Other 'Times' Visits The Touchet Valley

Earlier this month, the New York Times ran a piece in its travel section entitled “Reinvention in Walla Walla’s Wine Country.” (If you have any Google skills at all you can easily find it.)

The article was written by a writer from Seattle named Mike Seely and, funny thing is, he spent about 90 percent of his article talking about Waitsburg and Dayton.

Readers from New York (or Toledo, for that matter) might be initially disappointed by Mr. Seely’s detour to our little valley that’s actually outside the place mentioned in his title, but he had a lot of nice things to say. So hopefully many of them will keep reading.

The author begins his detour thusly:

With the Blue Mountains in the distance, my wife and I pointed our Mercury toward the northeast along a curvy 20-mile stretch of Highway 12, past grain silos, a rural schoolhouse, seemingly endless golden hills of wheat and a famous local camel named Izzy.

We soon arrived in Waitsburg, a Rockwellian town of some 1,200 citizens at the eastern edge of Walla Walla County.

Mr.
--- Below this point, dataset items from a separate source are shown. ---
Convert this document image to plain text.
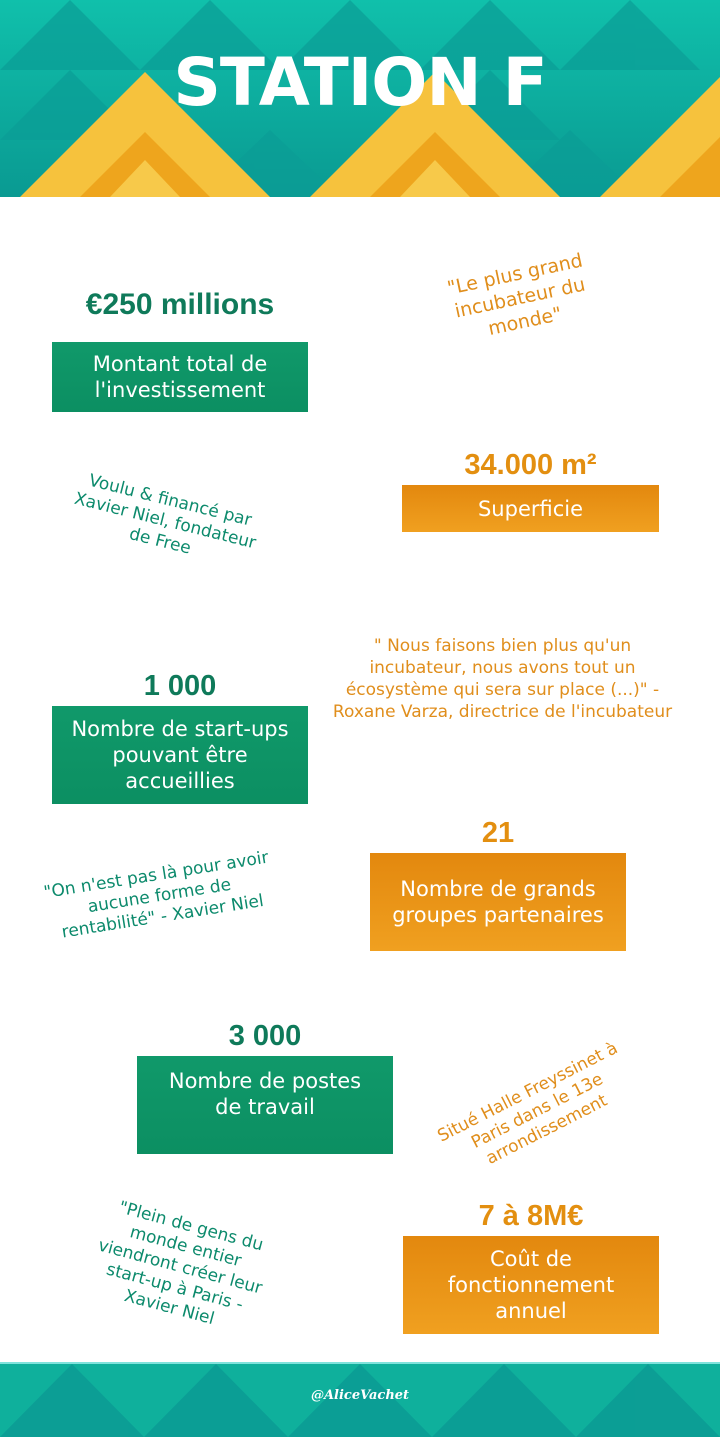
STATION F
€250 millions
Montant total de l'investissement
"Le plus grand incubateur du monde"
Voulu & financé par Xavier Niel, fondateur de Free
34.000 m²
Superficie
1 000
Nombre de start-ups pouvant être accueillies
" Nous faisons bien plus qu'un incubateur, nous avons tout un écosystème qui sera sur place (...)" - Roxane Varza, directrice de l'incubateur
"On n'est pas là pour avoir aucune forme de rentabilité" - Xavier Niel
21
Nombre de grands groupes partenaires
3 000
Nombre de postes de travail	Situé Halle Freyssinet à Paris dans le 13e arrondissement
"Plein de gens du monde entier viendront créer leur start-up à Paris - Xavier Niel
7 à 8M€
Coût de fonctionnement annuel
@AliceVachet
Seely talked to several local business owners about their take on the Touchet Valley:

“‘The drive is like the Disney country drive,’ said the local restaurateur and mixologist Jim German. ‘You have these vistas into the mountains in between these rolling hills. It reminds me of the Sabine Hills outside of Rome.’”

Okay… But before we become too full of ourselves, I must note that Jim McGuinn, of Walla Walla’s Hot Poop record store, is quoted as describing Waitsburg’s downtown as “two weeks from everywhere, somewhere between Mayberry and ‘Happy Days.’ ”
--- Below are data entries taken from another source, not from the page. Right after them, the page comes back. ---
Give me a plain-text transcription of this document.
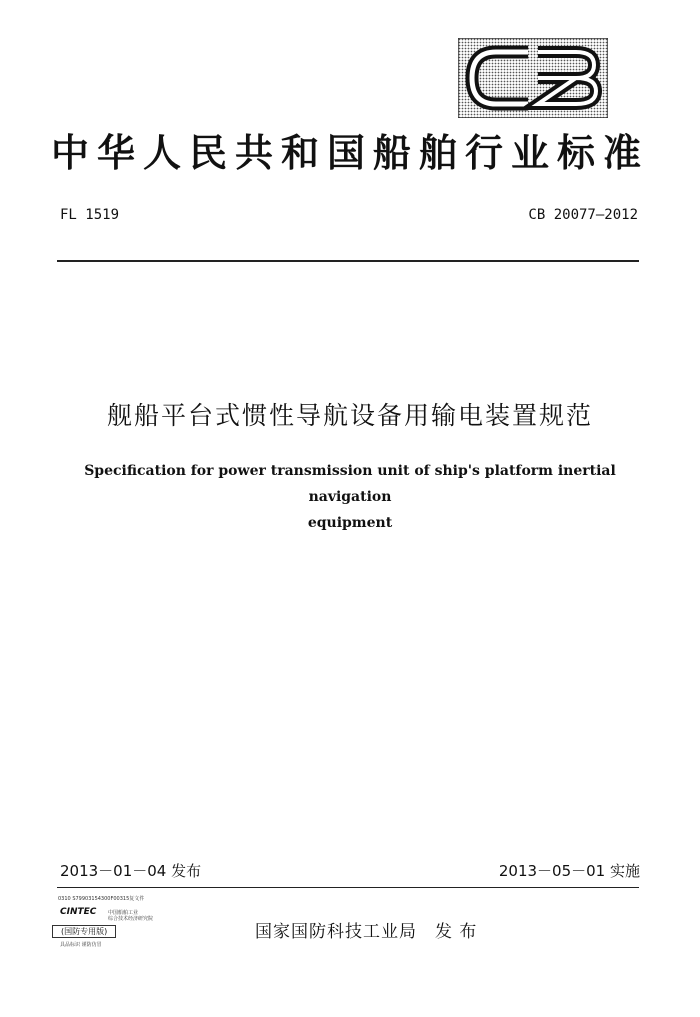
中华人民共和国船舶行业标准
FL 1519	CB 20077—2012
舰船平台式惯性导航设备用输电装置规范
Specification for power transmission unit of ship's platform inertial navigation
equipment
2013－01－04 发布	2013－05－01 实施
0310 S79903154300F00315复文件
CINTEC 中国船舶工业
综合技术经济研究院
(国防专用版)
具品标识 谨防仿冒
国家国防科技工业局　发 布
Whoopemup Café owner Ross Stevenson discussed the longevity of his establishment: “I guess we’re pretty lucky, considering we’re in a town of 1,200 people,” he told Mr. Seely. The author added, “Living in Waitsburg, Mr. Stevenson said, ‘is definitely not for everyone.’”

Court Rupenthal, co-owner of Waitsburg’s Laht Nepur brew pub described the success of his business to Mr. Seely, who wrote:

The best $28 he ever spent, he said, was to commission a sign that read, “Caution: Brewery Ahead,” which he credits with being the primary magnet for newfound clientele (the sign recently went missing). “Just a piece of plywood affixed to a telephone pole,” he said of the sign. “It’s a farm community; it’s all like that.”
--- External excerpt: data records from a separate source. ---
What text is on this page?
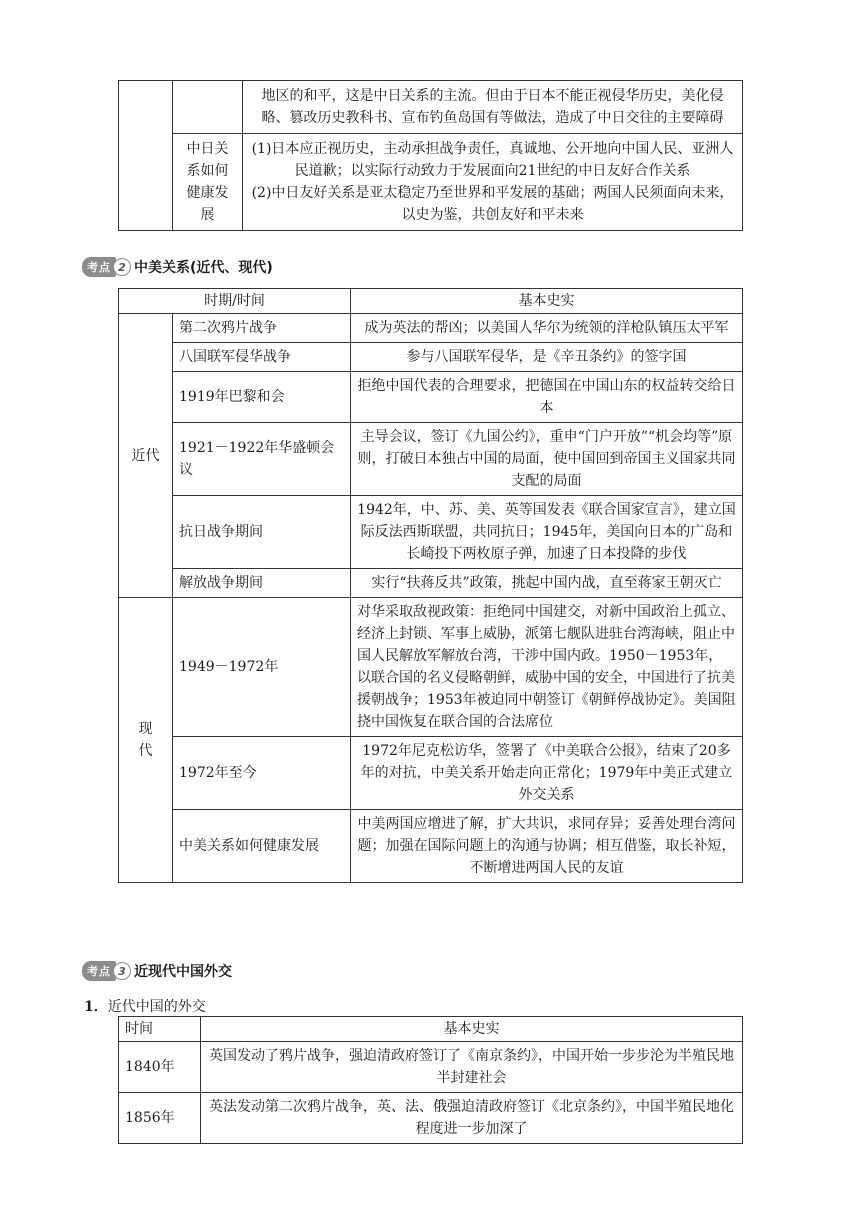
		地区的和平，这是中日关系的主流。但由于日本不能正视侵华历史，美化侵略、篡改历史教科书、宣布钓鱼岛国有等做法，造成了中日交往的主要障碍
	中日关系如何健康发展	(1)日本应正视历史，主动承担战争责任，真诚地、公开地向中国人民、亚洲人民道歉；以实际行动致力于发展面向21世纪的中日友好合作关系
(2)中日友好关系是亚太稳定乃至世界和平发展的基础；两国人民须面向未来，以史为鉴，共创友好和平未来
考点 2 中美关系(近代、现代)
时期/时间		基本史实
近代	第二次鸦片战争	成为英法的帮凶；以美国人华尔为统领的洋枪队镇压太平军
	八国联军侵华战争	参与八国联军侵华，是《辛丑条约》的签字国
	1919年巴黎和会	拒绝中国代表的合理要求，把德国在中国山东的权益转交给日本
	1921－1922年华盛顿会议	主导会议，签订《九国公约》，重申“门户开放”“机会均等”原则，打破日本独占中国的局面，使中国回到帝国主义国家共同支配的局面
	抗日战争期间	1942年，中、苏、美、英等国发表《联合国家宣言》，建立国际反法西斯联盟，共同抗日；1945年，美国向日本的广岛和长崎投下两枚原子弹，加速了日本投降的步伐
	解放战争期间	实行“扶蒋反共”政策，挑起中国内战，直至蒋家王朝灭亡
现
代	1949－1972年	对华采取敌视政策：拒绝同中国建交，对新中国政治上孤立、经济上封锁、军事上威胁，派第七舰队进驻台湾海峡，阻止中国人民解放军解放台湾，干涉中国内政。1950－1953年，以联合国的名义侵略朝鲜，威胁中国的安全，中国进行了抗美援朝战争；1953年被迫同中朝签订《朝鲜停战协定》。美国阻挠中国恢复在联合国的合法席位
	1972年至今	1972年尼克松访华，签署了《中美联合公报》，结束了20多年的对抗，中美关系开始走向正常化；1979年中美正式建立外交关系
	中美关系如何健康发展	中美两国应增进了解，扩大共识，求同存异；妥善处理台湾问题；加强在国际问题上的沟通与协调；相互借鉴，取长补短，不断增进两国人民的友谊
考点 3 近现代中国外交
1．近代中国的外交
时间	基本史实
1840年	英国发动了鸦片战争，强迫清政府签订了《南京条约》，中国开始一步步沦为半殖民地半封建社会
1856年	英法发动第二次鸦片战争，英、法、俄强迫清政府签订《北京条约》，中国半殖民地化程度进一步加深了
The Seelys proceeded on to Dayton, which Mr. Seely described as having “a main boulevard wide enough to host an Old West gunfight…” Now there’s an idea for the Chamber of Commerce.

They had a wonderful dinner at Patit Creek Restaurant and the author interviewed co-owner Heather Hiebert, whom he described as “bullish on the region’s evolution.”

“‘It’s gone from cowboy to really nice places to eat and wineries and breweries,’ she said. ‘I still have old farmers saying they like it like it used to be, but they’re forgetting how it was.’”

Other businesses getting mentions in the article included Chief Spring’s Fire and Irons Brewpub, Monteillet Fromagerie, Tuxedo Bar and Grill in Prescott, The Weinhard Hotel and Ski Bluewood.

Ink like this is great for tourism and we can hope that this spring will bring a fresh crop of wandering New York Times readers. Let’s also hope that we can live up to our new “Rockwellian” image.